Uhhhhh... Josh Bell has some power. ?
? via @Pirates pic.twitter.com/aK1m4ZrYy8
— DK Pittsburgh Sports (@DKPghSports) April 7, 2019
This place has been open since 2001. I was sure I'd never see it, and that's because I knew it would require something of this mathematic scale:
Josh Bell (3) off RHP Anthony DeSclafani (2) - 113.3 mph, 22 degrees (474 ft Home Run)
94.7 mph Four-Seamer#Reds @ #Pirates (B4) pic.twitter.com/zZfqCjU2lZ
— MLBBarrelAlert (@MLBBarrelAlert) April 7, 2019
When I mentioned to Bell that he was the first to do this, he replied with, "Nope. Giancarlo Stanton." But I was ready for that. See, Kip Wells -- yeah, the pitcher -- once hit a ball halfway up the eye, and that had been the longest by anyone from the Pirates. And on June 9, 2017, Stanton, the lesser-known teammate of Dietrich on the Marlins at the time, did this:
That doesn't technically clear the eye. It strikes a small green slice of the eye at the far left, then rattles around on the roof up there that's used by TV camera operators. Now, that small green slice has since been removed, but I'm all about history, so I'm standing by this.
• Sammy Sosa hit the longest home run in PNC Park history, all the way out to the little security building beyond the bullpens. But that's accompanied by an asterisk the size of Sammy's head at the time.
• Bell went 7 for 15 in the series, with two home runs and two doubles in the final two games.

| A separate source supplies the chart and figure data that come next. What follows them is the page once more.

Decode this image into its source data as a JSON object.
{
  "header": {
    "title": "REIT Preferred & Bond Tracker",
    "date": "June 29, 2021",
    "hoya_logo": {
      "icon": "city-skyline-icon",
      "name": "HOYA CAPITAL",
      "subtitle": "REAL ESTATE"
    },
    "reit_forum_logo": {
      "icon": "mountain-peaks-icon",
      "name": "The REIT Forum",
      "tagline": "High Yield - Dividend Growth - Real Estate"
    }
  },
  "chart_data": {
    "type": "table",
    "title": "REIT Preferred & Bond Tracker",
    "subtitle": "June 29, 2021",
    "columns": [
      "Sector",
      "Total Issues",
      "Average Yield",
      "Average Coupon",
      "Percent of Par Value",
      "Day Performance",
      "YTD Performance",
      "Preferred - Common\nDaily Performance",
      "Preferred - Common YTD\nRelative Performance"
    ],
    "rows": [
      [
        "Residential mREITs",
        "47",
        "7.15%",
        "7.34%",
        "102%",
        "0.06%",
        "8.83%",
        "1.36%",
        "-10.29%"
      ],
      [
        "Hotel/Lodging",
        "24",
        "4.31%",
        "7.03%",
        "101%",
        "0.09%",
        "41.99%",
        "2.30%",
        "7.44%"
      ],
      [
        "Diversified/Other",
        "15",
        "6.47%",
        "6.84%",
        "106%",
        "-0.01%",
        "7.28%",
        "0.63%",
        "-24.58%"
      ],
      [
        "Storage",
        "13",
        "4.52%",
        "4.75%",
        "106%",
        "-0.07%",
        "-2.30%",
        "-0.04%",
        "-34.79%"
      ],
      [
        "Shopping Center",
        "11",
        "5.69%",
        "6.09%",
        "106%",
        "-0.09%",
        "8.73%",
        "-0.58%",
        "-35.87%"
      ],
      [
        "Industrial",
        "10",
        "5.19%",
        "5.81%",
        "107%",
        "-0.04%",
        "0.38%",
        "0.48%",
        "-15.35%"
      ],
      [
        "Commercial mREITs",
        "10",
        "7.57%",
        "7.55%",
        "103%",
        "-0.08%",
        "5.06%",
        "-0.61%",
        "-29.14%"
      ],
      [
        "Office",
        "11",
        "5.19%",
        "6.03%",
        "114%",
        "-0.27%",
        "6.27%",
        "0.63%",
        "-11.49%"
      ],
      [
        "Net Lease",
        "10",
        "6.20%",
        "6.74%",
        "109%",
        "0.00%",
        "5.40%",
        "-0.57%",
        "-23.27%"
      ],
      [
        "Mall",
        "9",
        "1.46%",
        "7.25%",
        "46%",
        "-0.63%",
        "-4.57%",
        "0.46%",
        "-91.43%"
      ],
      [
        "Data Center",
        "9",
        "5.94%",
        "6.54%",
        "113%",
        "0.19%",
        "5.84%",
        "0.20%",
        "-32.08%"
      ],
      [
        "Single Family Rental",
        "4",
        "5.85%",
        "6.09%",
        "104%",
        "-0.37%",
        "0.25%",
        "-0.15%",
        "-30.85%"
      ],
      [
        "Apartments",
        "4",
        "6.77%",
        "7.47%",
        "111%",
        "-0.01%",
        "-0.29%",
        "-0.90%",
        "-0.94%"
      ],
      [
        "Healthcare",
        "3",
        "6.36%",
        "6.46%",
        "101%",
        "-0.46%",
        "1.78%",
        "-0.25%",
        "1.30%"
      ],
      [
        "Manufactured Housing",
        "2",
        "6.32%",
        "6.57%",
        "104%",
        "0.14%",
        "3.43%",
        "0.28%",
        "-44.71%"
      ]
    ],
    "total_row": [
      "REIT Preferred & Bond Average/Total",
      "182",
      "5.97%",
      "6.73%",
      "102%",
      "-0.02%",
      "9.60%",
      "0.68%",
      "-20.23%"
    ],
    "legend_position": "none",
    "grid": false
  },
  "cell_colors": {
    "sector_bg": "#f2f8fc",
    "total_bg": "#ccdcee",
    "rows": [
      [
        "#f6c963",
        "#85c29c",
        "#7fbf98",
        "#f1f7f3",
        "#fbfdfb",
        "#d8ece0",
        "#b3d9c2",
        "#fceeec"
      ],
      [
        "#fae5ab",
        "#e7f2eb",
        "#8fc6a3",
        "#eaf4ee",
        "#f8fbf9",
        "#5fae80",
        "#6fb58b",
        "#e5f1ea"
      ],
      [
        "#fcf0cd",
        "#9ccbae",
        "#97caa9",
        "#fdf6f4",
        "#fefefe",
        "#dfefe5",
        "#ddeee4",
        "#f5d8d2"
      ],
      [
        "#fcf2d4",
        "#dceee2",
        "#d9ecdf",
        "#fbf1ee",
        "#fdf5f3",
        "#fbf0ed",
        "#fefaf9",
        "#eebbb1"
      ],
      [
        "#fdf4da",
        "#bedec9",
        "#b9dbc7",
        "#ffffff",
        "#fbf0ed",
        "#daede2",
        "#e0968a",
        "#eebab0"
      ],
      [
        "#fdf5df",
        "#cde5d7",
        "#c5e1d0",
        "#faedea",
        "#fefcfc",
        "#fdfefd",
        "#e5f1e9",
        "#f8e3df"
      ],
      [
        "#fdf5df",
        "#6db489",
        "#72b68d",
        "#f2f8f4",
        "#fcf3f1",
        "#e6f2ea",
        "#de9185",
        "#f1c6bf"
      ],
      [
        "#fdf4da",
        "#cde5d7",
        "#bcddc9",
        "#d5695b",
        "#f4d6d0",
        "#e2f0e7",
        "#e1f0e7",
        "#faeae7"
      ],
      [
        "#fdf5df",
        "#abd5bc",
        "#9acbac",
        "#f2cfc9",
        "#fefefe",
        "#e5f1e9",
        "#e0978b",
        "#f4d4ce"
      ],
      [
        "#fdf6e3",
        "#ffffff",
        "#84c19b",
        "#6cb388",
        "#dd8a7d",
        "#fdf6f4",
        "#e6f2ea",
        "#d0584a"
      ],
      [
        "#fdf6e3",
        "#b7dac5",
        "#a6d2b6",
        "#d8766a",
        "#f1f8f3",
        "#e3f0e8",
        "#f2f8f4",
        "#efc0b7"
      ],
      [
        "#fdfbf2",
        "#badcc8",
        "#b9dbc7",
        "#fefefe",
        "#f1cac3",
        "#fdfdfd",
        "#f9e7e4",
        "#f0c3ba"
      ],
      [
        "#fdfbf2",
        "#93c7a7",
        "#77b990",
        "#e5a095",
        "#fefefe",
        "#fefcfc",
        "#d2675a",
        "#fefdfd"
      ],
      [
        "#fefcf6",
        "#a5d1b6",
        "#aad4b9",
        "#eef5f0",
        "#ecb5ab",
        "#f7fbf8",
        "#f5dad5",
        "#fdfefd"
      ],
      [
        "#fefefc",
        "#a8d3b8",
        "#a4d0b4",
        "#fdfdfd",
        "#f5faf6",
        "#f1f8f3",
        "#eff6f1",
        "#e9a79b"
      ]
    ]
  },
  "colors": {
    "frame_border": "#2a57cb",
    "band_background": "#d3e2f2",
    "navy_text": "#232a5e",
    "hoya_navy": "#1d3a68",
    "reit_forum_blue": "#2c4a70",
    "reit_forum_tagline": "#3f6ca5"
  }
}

He seems OK.
And that steady stance he and I discussed in Houston a couple weeks back?
"I'm still there," he told me after this.
I conceded to having some doubts down in Houston after a few of his at-bats there. He admitted, "I wasn't really on it yet at that point."
And now?
"I'm on it. Here we go."
• Anyone else realize how crazy-close the Pirates came to being 7-1 right now?
Two badly blown leads away. That's it. They've had the lead after the sixth or seventh inning in all eight games.
• Insane stat: The Pirates and Tigers are currently tied for the best defensive efficiency ratio in Major League Baseball, both at .753. It's a clean, objective ratio of balls put into play that are converted into outs, exempting home runs or unplayable balls off the wall.
I know, I know. But it's there.
• Puig, the Reds' high-profile offseason prize, is off to a 4-for-30 start, including 1 hit in 21 at-bats against the Pirates. It can't be ruled out that, in being so aggressive during that fourth-inning fracas, he was simply trying to see if he could still hit anything.
• Give Puig a high-five for this, though:
.@YasielPuig acude a Roberto Clemente para más hits. #Corte4
Detalles aquí ? https://t.co/DYPoGJbokd
Video: IGS yasielpuig pic.twitter.com/ZIgfbNGZ7H
— Corte4 (@corte4) April 6, 2019
That was late Friday night, when he and a few other Reds were walking back to Downtown across the Clemente Bridge. And that's painfully awesome.
• Come back from this coming trip over .500, and we'll talk.